Nossa velha foto polaroide

Visitei uma foto nossa, aquela velha polaroide...


Olhando nossa foto, nunca pensei que um dia precisaria de uma tela pra gente conversar, que choraria silenciosamente com uma mensagem de whatsApp sua e que brigaria feio teclando, errando todas as palavras e dizendo coisas que você realmente não gostaria de ouvir. E tudo isso eu só percebi olhando você, olhando a gente e o quanto juntos gostávamos de ser presença para o outro.

Quando eu era criança e vi pela primeira vez o telefone sem fio, fiquei dias refletindo, pensando o quanto impressionante era ouvir a voz de alguém que estava distante por um fio invisível, nem imaginava o quanto esperaria por uma ligação sua, anos depois.

Na adolescência deixei minha máquina de datilografar laranja pelo MS-DOS, windows e internet, e simplesmente, vi que tudo estava mudando, perdendo o toque, a materialidade. Era tudo tão novo que nem imaginei como iria nos afastar ao longo do tempo.

Olhando a foto vejo que ainda tenho manias antigas. Eu ainda escrevo cartas, faço cartão escrito a mão e adoro banco de praça, embora boa parte disso você nunca tenha gostado. Meu "eu" do século passado não abre mão do retrô, da espera, do correio e de sorrir com uma coisa besta como nossa foto polaroide naquele dia nublado. A tecnologia nos envolveu tanto que nos perdemos. Te afastou e te aproximou de mim. 

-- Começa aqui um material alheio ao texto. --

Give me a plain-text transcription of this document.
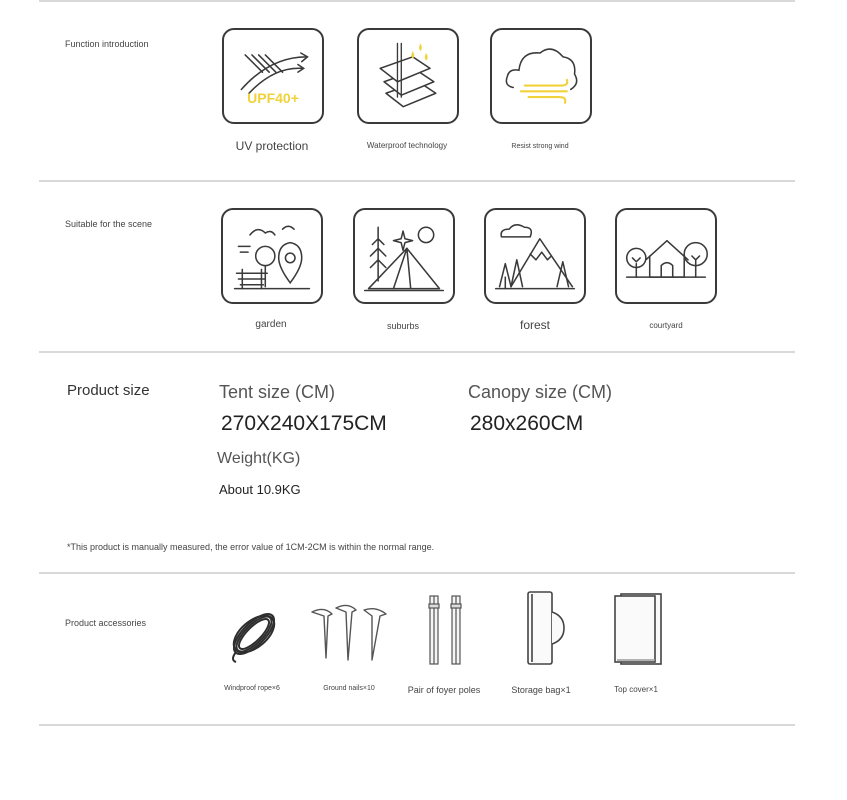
Function introduction
UPF40+
UV protection	Waterproof technology	Resist strong wind
Suitable for the scene
garden	suburbs	forest	courtyard
Product size	Tent size (CM)
270X240X175CM
Canopy size (CM)
280x260CM
Weight(KG)
About 10.9KG
*This product is manually measured, the error value of 1CM-2CM is within the normal range.
Product accessories
Windproof rope×6	Ground nails×10	Pair of foyer poles	Storage bag×1	Top cover×1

Eu ainda continuo preferindo o toque, o cheiro, a pele, o calor, o abraço, tudo que a tecnologia não nos permite. Gostava do seu beijo, das nossas mãos juntas e de estar ao teu lado. Muitas vezes a gente nem dizia nada, não precisava, ali era o único lugar onde realmente queria estar. 

Nossa foto polaroide é de um dia chuvoso que você insistiu em caminhar na praia, eu disse que ia chover e você riu porque já estava chovendo. Eu fiquei com muita raiva de você naquela hora, mas a foto guardou a melhor parte de mim, a melhor parte da gente. A foto guardou a sensação de "sempre" que um minuto perto de você me fazia sentir. Sou do século passado, você sabe, nasci quando meus pais não tinham telefone e nem TV, aprendi a gostar de gente, de conversa, de presença, de abraço, de aconchego, de olhar o outro demoradamente. A foto não registrou, mas tudo isso estava guardado. 

Na foto tem teu sorriso, meu olhar de fúria, nossas roupas molhadas e a nossa praia. Na mesma foto tem aquela coisa boa que a gente viveu sem nem saber que aquilo, naquele formato estranho, era felicidade, era algo que não mais se repetiria, era um dia chuvoso do qual sentiríamos saudade. Nossa foto polaroide é para onde eu vou, todas as vezes que eu quero sentir que vivemos o passado mais doce que poderíamos ter vivido, e que neste lugar, nada é mais sagrado do que esse sentimento sem nome que só pode existir quando estamos juntos. 

O que a gente viveu ainda não tem definição, está guardado nessa foto polaroide, no ângulo exato que nos permite, por um minuto que seja, sem dizer uma palavra, sentir aquela coisa boa e inexplicável que acontece, quando nossos olhos se encontram, e desse encontro nasce, o sagrado infinito de nossas almas que são uma para a outra, a permissão de viverem um segundo de eternidade no lugar que chamamos de paraíso.